Beaumont was swamped with 26 inches of rain on Tuesday, August 29 alone, according to The Huffington Post. Photos show the community deluged with flood waters. There is a federal prison in Beaumont, but it has not been evacuated.
3. The Hospital Required 50,000 Gallons of Water to Run
Hospitals require a lot of water. “The hospital needs about 50,000 gallons of water a day to run,” hospital medical director Ali Osman said to Weather.com. “The hospital administration tried to procure that water from water tankers, state and local resources. So far, we are unable to.”
The site reported that the hospital was evacuating its sickest patients first and predicting looming disaster if water doesn’t arrive soon.
“Due to the failure of the city’s water pump, it is in the best interest of our current patients to transfer to other acute care facilities,” Baptist Hospitals of Southeast Texas said August 31, according to NPR. “Due to the city-wide lack of services, we have no other alternative but to discontinue all services which will include emergency services. This is being done immediately.”
4. Some Stores in Beaumont Have Bottled Water & Are Limiting How Much People Can Take
Luckily, there are a few stores with water in Beaumont, and they have opened their doors. The Beaumont Enterprise listed these stores with water on August 31:
Kroger on Dowlen
H-E-B on Dowlen and College
Dollar General on College, Dowlen, and 11th
Family Dollar on College
Family Dollar on 11th Street (single bottles, no cases)
Market Basket on 105 at U.S. 69
All CVS stores will be closing at 6 p.m.
Valero on 105 and Eastex, near Market Basket
Shell at 105 and Major
Dollar Tree in the Gateway Shopping Center
StopNGo on Calder Avenue (bottles)
Lowe’s on Dowlen until 5 p.m.
Salvation Army on I-10 and 11th St.
Southeast Texas Food Bank (by car only).
Read more here.
People lined up outside stores to get water, Huffington Post reported.
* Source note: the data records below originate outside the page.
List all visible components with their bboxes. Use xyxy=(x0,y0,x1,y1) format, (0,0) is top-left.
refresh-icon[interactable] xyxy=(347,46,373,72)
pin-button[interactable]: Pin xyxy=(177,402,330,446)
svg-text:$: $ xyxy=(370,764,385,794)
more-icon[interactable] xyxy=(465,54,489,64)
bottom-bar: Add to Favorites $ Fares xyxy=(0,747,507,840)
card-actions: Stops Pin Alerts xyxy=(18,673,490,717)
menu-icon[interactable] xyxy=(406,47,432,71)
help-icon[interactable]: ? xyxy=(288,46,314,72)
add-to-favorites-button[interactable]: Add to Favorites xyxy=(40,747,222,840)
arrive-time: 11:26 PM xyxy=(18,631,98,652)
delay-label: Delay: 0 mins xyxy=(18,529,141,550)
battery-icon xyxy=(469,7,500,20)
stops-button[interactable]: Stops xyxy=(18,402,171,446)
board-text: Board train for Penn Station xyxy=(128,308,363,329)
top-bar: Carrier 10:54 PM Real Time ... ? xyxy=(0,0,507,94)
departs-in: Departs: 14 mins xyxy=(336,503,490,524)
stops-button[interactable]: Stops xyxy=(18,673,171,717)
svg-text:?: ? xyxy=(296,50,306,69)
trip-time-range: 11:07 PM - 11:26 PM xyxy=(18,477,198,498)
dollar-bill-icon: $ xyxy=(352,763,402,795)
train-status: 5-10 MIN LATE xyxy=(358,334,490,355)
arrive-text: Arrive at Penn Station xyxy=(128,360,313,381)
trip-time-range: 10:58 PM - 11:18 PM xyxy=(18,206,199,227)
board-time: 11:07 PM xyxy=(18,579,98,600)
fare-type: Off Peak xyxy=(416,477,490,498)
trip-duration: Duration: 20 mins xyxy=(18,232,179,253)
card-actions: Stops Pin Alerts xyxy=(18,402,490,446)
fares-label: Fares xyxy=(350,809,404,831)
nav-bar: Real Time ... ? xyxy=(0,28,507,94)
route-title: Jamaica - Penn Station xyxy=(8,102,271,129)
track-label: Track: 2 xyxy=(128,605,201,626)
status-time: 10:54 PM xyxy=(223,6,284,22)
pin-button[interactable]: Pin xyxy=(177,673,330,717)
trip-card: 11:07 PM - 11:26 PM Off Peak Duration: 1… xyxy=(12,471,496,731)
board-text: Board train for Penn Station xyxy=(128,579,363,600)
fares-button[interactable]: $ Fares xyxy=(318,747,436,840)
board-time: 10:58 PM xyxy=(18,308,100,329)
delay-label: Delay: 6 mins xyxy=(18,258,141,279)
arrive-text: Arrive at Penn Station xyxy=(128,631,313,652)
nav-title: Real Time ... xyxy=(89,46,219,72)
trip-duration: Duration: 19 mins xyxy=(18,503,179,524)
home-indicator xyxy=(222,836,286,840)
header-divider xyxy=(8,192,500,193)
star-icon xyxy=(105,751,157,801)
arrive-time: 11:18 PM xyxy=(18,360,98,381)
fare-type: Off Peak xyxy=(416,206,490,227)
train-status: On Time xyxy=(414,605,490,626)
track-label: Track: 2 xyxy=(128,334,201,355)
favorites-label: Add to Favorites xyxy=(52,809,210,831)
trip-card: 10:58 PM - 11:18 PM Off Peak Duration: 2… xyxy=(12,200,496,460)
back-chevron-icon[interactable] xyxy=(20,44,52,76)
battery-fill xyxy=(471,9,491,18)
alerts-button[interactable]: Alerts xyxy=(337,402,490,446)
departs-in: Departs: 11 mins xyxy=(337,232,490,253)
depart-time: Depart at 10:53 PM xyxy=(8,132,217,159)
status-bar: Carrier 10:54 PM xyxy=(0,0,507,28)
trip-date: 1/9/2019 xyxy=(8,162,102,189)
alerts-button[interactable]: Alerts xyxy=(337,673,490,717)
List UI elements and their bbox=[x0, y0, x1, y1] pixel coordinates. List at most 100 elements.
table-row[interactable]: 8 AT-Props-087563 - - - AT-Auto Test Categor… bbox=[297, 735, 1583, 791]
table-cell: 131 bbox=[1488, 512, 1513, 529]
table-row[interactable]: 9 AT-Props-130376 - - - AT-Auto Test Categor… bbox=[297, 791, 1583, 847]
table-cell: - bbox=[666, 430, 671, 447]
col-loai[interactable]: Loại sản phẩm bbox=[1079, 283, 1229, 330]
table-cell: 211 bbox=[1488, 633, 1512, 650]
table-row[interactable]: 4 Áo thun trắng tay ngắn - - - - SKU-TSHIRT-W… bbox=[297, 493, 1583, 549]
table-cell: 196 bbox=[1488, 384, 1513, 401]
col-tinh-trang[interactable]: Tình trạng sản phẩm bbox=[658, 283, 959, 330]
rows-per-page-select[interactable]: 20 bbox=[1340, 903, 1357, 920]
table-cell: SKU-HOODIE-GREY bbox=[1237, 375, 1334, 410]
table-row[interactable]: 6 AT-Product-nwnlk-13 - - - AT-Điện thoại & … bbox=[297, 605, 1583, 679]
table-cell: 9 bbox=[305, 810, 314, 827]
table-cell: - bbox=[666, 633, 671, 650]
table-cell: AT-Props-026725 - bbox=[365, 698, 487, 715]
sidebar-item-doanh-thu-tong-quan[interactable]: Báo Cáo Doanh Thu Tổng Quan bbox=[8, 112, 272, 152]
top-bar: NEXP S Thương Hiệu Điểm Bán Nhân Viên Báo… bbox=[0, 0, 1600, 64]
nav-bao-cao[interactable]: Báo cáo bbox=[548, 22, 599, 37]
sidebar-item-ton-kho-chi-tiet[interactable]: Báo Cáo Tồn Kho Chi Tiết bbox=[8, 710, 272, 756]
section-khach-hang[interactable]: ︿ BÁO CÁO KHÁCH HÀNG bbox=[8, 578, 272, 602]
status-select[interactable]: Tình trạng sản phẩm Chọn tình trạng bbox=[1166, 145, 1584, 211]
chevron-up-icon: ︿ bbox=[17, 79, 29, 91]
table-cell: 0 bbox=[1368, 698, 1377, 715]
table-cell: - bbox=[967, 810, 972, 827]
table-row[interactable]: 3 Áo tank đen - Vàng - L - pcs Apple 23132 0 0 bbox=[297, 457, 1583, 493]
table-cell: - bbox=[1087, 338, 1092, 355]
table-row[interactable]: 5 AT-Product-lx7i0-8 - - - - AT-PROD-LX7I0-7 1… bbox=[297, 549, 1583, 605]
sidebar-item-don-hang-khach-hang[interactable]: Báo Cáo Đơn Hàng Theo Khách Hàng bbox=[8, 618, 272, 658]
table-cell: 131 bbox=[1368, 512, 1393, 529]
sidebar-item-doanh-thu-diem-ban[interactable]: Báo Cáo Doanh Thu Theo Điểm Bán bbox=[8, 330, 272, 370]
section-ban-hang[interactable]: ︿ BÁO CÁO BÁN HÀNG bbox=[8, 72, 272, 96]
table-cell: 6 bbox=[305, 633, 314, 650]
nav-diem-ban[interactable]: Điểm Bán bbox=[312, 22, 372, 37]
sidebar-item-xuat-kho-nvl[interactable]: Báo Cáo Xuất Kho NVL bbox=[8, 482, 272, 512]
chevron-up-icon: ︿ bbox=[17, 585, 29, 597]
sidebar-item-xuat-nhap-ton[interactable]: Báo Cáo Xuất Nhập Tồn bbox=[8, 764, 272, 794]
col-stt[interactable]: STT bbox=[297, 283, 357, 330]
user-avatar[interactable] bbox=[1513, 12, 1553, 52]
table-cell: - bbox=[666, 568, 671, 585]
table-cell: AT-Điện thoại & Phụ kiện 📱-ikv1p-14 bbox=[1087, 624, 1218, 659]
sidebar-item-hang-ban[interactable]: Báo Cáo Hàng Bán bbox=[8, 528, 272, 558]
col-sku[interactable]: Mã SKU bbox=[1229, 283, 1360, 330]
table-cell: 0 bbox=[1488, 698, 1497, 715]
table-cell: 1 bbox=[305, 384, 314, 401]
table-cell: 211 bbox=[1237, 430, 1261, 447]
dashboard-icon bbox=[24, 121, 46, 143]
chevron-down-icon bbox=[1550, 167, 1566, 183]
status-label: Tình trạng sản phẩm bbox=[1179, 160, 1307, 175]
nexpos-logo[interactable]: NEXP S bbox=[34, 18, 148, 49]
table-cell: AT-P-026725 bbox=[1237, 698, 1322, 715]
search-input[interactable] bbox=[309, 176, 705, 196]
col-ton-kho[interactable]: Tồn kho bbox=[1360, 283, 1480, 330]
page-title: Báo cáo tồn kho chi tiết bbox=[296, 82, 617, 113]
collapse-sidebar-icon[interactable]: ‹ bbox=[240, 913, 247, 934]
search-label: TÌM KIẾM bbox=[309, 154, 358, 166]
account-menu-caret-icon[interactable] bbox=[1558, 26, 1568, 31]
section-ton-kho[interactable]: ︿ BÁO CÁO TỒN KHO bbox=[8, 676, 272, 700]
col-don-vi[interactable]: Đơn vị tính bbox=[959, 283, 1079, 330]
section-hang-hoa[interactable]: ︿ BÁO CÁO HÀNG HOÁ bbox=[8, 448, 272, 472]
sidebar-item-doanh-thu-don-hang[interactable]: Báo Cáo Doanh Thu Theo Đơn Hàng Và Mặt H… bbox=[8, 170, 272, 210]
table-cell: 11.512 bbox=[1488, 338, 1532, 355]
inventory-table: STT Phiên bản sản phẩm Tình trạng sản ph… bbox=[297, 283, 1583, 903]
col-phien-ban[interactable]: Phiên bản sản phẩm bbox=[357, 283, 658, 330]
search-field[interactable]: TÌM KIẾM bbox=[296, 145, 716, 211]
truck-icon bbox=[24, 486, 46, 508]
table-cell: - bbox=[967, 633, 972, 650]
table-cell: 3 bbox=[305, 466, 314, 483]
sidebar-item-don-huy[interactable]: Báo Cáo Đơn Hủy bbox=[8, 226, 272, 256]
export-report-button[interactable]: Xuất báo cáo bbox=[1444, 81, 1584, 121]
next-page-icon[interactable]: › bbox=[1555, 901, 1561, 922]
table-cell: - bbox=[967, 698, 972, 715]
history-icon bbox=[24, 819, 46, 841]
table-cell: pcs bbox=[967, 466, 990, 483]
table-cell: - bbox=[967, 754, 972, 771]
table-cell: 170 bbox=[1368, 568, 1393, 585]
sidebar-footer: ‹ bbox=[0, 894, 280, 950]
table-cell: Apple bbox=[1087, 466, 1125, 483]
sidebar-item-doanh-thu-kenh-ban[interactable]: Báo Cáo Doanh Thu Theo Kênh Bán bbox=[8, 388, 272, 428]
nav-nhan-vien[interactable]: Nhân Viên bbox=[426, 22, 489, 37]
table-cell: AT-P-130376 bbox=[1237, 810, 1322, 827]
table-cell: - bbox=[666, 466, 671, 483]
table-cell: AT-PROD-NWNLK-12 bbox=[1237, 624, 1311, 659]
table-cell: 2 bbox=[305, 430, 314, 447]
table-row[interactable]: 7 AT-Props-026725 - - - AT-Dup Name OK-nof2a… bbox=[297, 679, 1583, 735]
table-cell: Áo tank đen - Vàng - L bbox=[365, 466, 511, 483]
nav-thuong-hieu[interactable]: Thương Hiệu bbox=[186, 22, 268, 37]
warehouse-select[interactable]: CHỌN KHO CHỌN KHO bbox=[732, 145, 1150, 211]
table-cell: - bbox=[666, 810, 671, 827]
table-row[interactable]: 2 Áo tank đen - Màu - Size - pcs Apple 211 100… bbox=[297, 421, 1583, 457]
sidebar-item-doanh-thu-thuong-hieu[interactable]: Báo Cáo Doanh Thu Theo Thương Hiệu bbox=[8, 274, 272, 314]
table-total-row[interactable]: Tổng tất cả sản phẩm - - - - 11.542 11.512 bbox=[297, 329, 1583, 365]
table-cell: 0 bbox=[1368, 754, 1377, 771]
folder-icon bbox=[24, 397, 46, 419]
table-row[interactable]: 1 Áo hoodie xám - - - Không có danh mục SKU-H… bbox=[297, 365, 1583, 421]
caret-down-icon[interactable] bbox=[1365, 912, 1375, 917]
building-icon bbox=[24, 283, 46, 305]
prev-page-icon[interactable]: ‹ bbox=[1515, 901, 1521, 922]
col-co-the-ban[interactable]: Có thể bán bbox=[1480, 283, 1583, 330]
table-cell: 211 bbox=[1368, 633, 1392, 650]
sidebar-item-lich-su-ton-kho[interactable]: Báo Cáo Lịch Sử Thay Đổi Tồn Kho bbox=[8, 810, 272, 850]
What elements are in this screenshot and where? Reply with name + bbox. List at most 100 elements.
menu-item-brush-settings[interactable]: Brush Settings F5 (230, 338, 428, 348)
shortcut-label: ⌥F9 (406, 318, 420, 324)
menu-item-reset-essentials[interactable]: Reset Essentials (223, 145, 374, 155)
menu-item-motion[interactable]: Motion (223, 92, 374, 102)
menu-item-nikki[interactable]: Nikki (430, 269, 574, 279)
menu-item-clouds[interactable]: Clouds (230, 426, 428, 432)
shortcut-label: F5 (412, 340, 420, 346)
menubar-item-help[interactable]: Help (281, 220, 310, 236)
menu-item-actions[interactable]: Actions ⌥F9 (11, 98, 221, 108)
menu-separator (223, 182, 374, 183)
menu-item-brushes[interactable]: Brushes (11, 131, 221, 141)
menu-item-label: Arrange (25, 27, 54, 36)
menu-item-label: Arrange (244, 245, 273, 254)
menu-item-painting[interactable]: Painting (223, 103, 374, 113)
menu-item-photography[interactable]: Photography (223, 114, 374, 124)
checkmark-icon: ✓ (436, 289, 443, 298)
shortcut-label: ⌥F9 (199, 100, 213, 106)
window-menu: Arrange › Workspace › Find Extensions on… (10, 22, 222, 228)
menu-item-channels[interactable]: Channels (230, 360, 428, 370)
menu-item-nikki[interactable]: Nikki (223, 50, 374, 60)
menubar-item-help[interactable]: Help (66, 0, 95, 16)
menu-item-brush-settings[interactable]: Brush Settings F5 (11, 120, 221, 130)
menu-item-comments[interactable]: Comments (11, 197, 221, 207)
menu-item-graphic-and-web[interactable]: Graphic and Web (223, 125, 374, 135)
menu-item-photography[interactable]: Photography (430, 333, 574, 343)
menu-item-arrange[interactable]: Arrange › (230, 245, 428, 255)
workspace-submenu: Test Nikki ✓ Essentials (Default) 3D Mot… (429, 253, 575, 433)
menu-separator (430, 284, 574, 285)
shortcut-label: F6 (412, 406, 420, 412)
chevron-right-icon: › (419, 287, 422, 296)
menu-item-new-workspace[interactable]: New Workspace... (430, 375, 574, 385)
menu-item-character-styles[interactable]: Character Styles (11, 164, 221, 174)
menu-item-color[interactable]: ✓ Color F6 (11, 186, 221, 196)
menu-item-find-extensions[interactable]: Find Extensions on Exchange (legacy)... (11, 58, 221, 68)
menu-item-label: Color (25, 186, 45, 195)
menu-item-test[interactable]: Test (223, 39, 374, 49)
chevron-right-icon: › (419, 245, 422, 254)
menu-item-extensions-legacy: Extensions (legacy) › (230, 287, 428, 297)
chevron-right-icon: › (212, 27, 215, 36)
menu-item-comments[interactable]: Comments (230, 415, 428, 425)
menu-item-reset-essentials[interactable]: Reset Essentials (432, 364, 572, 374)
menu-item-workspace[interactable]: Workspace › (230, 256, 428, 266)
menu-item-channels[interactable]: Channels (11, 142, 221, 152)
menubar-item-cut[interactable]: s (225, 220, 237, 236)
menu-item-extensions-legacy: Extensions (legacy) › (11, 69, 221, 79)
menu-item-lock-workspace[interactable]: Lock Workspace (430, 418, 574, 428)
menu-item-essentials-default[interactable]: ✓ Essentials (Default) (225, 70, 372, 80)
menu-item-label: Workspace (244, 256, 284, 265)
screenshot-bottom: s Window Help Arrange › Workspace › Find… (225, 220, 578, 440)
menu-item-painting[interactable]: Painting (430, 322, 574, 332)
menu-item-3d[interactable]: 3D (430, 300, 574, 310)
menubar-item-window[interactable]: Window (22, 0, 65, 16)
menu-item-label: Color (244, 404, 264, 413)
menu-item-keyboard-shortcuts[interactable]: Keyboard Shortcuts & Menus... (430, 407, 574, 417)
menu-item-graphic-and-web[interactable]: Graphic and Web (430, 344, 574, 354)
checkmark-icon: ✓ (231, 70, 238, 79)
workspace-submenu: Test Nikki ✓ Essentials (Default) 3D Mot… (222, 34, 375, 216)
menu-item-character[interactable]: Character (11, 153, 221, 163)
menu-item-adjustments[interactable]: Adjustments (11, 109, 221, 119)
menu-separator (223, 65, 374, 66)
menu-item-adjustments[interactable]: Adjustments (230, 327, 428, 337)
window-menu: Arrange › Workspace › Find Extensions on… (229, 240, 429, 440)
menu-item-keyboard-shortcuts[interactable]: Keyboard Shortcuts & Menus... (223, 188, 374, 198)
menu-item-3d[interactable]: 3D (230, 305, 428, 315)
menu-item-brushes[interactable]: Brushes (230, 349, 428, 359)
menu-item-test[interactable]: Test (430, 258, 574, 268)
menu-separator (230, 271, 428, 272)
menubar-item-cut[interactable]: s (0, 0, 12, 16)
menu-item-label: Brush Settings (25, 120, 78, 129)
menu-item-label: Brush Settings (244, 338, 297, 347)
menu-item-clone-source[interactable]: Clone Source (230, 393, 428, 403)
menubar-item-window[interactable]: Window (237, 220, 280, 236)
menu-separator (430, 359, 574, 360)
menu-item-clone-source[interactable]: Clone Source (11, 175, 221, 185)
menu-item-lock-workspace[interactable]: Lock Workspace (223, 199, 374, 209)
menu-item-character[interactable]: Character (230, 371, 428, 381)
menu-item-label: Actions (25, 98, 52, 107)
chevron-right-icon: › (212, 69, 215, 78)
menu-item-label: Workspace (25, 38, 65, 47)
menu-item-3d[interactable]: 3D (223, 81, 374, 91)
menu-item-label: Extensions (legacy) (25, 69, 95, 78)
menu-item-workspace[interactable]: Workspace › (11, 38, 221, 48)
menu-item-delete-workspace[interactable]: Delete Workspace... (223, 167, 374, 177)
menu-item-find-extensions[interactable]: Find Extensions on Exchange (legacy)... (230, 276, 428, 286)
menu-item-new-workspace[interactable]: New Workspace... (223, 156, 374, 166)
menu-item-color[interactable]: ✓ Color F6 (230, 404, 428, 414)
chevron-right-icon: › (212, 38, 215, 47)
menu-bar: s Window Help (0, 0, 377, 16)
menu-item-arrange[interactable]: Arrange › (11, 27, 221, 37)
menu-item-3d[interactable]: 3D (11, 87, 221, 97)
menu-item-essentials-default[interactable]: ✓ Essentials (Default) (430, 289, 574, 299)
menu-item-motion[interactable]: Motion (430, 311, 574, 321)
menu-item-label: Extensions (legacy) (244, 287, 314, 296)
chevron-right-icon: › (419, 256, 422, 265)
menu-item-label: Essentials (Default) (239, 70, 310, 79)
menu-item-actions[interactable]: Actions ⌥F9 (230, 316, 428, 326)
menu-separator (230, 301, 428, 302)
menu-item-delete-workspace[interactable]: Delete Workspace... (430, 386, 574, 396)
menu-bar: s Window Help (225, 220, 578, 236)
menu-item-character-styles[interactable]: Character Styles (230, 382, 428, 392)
5. The Military Is Planning to Bring Fresh Water to Beaumont
Enter the U.S. military. FEMA Director Brock Long said that the military will “help get water to the city’s nearly 120,000 residents,” NPR reported.
Police posted these photos on Facebook:
“We’re working with partners at DOD and state to open points of distribution to service citizens there in that dire situation,’ Long said, according to NPR.